On Sep 20, 2007, at 7:55 PM, Andrew Sackville-West wrote:
my dirty little secret is that I've *never* had trouble with CUPS and
don't understand all the problems that people have. Some of it I think
is just inertia (used lp* for a long time why should I change) which
is perfectly reasonable, IMO. And I do agree with those who think that
there are many printing solutions and the heavy use of cups as a
dependency is not a good thing.
But for me it just works. shrug.
I hated it at first. I've since found that the automatic
configuration tools some distros try to use with it are generally
junk, and I'm usually better off going to the CUPS web interface and
dealing with it directly. Now I greatly prefer it to mucking around
with /etc/printcap and trying to set up filter packages by hand.

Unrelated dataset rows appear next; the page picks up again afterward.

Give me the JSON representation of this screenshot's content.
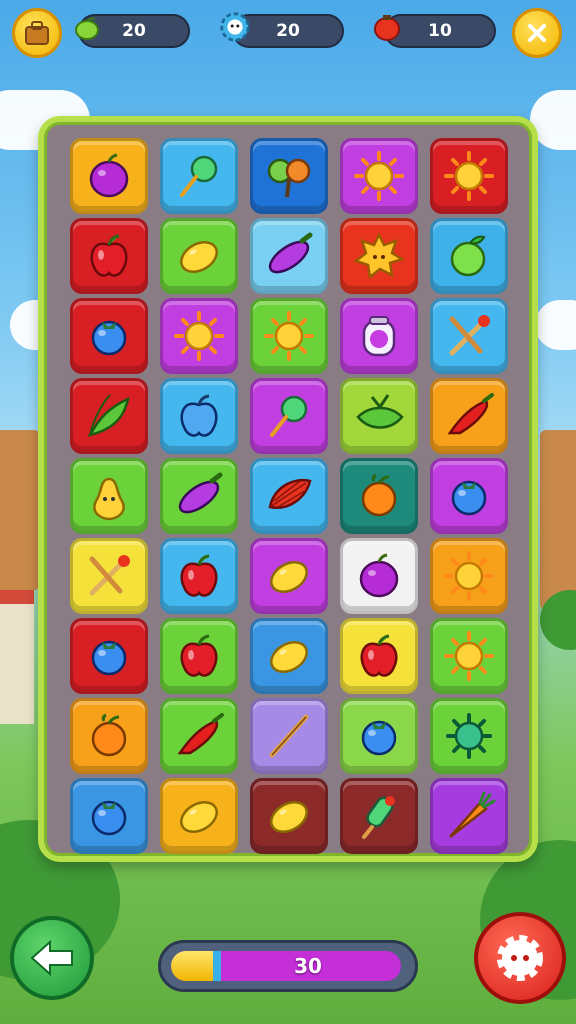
{
  "hud": {
    "fruit_count": "20",
    "gem_count": "20",
    "lantern_count": "10",
    "bag_icon": "bag-icon",
    "close_icon": "close-icon"
  },
  "colors": {
    "board_border": "#b6e04a",
    "progress_fill": "#f0b400",
    "progress_track": "#c42fd8"
  },
  "progress": {
    "label": "30",
    "fraction": 0.2
  },
  "board": {
    "rows": [
      [
        {
          "c": "#f7b21b",
          "i": "plum"
        },
        {
          "c": "#44b7ee",
          "i": "lollipop"
        },
        {
          "c": "#1f73d6",
          "i": "cherry"
        },
        {
          "c": "#c13fe0",
          "i": "sun"
        },
        {
          "c": "#d81f24",
          "i": "sun"
        }
      ],
      [
        {
          "c": "#d81f24",
          "i": "apple"
        },
        {
          "c": "#6cd23a",
          "i": "lemon"
        },
        {
          "c": "#7ad0f2",
          "i": "eggplant"
        },
        {
          "c": "#e8341e",
          "i": "leaf-sun"
        },
        {
          "c": "#3fb1ea",
          "i": "green-apple"
        }
      ],
      [
        {
          "c": "#d81f24",
          "i": "blueberry"
        },
        {
          "c": "#c13fe0",
          "i": "sun"
        },
        {
          "c": "#6cd23a",
          "i": "sun"
        },
        {
          "c": "#c13fe0",
          "i": "jar"
        },
        {
          "c": "#44b7ee",
          "i": "sticks"
        }
      ],
      [
        {
          "c": "#d81f24",
          "i": "leaves"
        },
        {
          "c": "#44b7ee",
          "i": "blue-apple"
        },
        {
          "c": "#c13fe0",
          "i": "lollipop"
        },
        {
          "c": "#a2d83a",
          "i": "leaf"
        },
        {
          "c": "#f7a11b",
          "i": "chili"
        }
      ],
      [
        {
          "c": "#6cd23a",
          "i": "pear"
        },
        {
          "c": "#6cd23a",
          "i": "eggplant"
        },
        {
          "c": "#44b7ee",
          "i": "fan"
        },
        {
          "c": "#1d8a7c",
          "i": "orange"
        },
        {
          "c": "#c13fe0",
          "i": "blueberry"
        }
      ],
      [
        {
          "c": "#f4e23a",
          "i": "sticks"
        },
        {
          "c": "#44b7ee",
          "i": "apple"
        },
        {
          "c": "#c13fe0",
          "i": "lemon"
        },
        {
          "c": "#f2f2f2",
          "i": "plum"
        },
        {
          "c": "#f7a11b",
          "i": "sun"
        }
      ],
      [
        {
          "c": "#d81f24",
          "i": "blueberry"
        },
        {
          "c": "#6cd23a",
          "i": "apple"
        },
        {
          "c": "#3a96e2",
          "i": "lemon"
        },
        {
          "c": "#f4e23a",
          "i": "apple"
        },
        {
          "c": "#6cd23a",
          "i": "sun"
        }
      ],
      [
        {
          "c": "#f7a11b",
          "i": "orange"
        },
        {
          "c": "#6cd23a",
          "i": "chili"
        },
        {
          "c": "#a68be6",
          "i": "stick"
        },
        {
          "c": "#8ad84a",
          "i": "blueberry"
        },
        {
          "c": "#6cd23a",
          "i": "urchin"
        }
      ],
      [
        {
          "c": "#3a96e2",
          "i": "blueberry"
        },
        {
          "c": "#f7b21b",
          "i": "lemon"
        },
        {
          "c": "#8c2a2a",
          "i": "lemon"
        },
        {
          "c": "#8c2a2a",
          "i": "popsicle"
        },
        {
          "c": "#a63ce0",
          "i": "carrot"
        }
      ]
    ]
  }
}
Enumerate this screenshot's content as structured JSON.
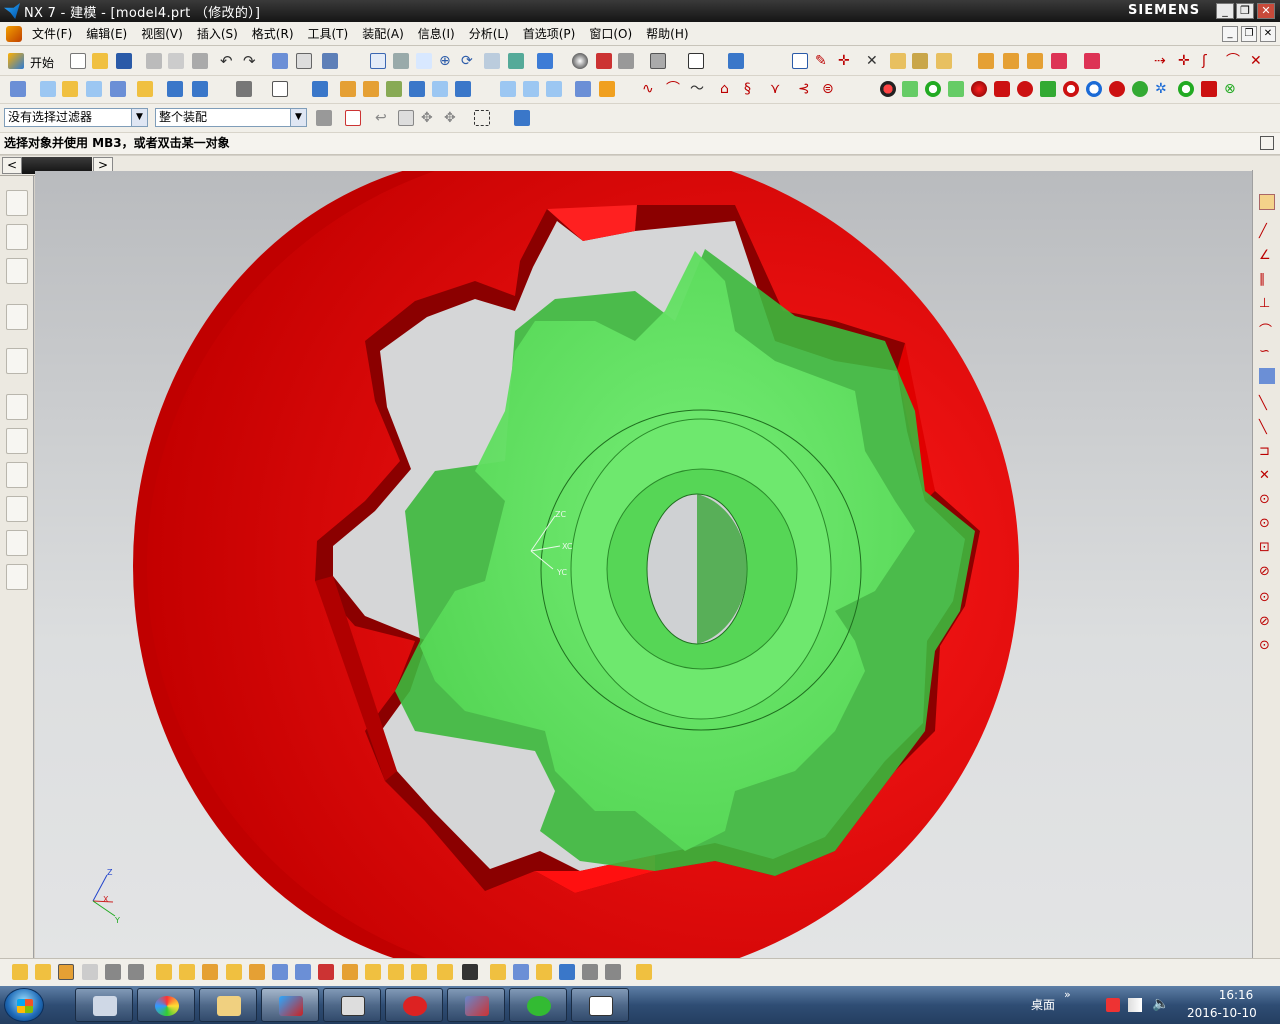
{
  "window": {
    "title": "NX 7 - 建模 - [model4.prt （修改的）]",
    "brand": "SIEMENS",
    "controls": [
      "_",
      "❐",
      "✕"
    ]
  },
  "menu": {
    "items": [
      "文件(F)",
      "编辑(E)",
      "视图(V)",
      "插入(S)",
      "格式(R)",
      "工具(T)",
      "装配(A)",
      "信息(I)",
      "分析(L)",
      "首选项(P)",
      "窗口(O)",
      "帮助(H)"
    ]
  },
  "toolbar": {
    "start_label": "开始",
    "filter_value": "没有选择过滤器",
    "scope_value": "整个装配"
  },
  "cue_line": "选择对象并使用 MB3，或者双击某一对象",
  "tab_strip": {
    "left_arrow": "<",
    "right_arrow": ">"
  },
  "viewport": {
    "background": "#cfd1d3",
    "outer_body_color": "#ff0000",
    "gear_color": "#5fe65f",
    "wcs_labels": {
      "x": "XC",
      "y": "YC",
      "z": "ZC"
    },
    "abs_axes": {
      "x": "X",
      "y": "Y",
      "z": "Z"
    }
  },
  "taskbar": {
    "desktop_label": "桌面",
    "time": "16:16",
    "date": "2016-10-10",
    "chevron": "»"
  }
}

When I was using lpr-style printing systems, lpd always seemed to be
the flakiest daemon on the system. I remember frequently having to
restart it to clear hung jobs and stuff like that. That rarely seems
to happen with CUPS.
CUPS does have some warts, though. Having to figure out the proper
URL for your printer is NOT user-friendly and requires a level of
knowledge that not everyone has. Few printers have any obvious
documentation to tell you if you should be using socket://, ipp://,
or lpr://, and what queue name you should be using. And despite its
vaunted auto-detection capabilities I've never seen CUPS auto-detect
anything on the network -- even printers that readily show up on
Windows and MacOS X systems are invisible to CUPS unless I give it a
URL. (This may be due to security-conscious distributions turning
off auto-detect or blocking the ports, though.) Printing to SMB
shares on Windows servers is also painful to set up and doesn't work
very reliably, especially if the Windows server is part of a domain.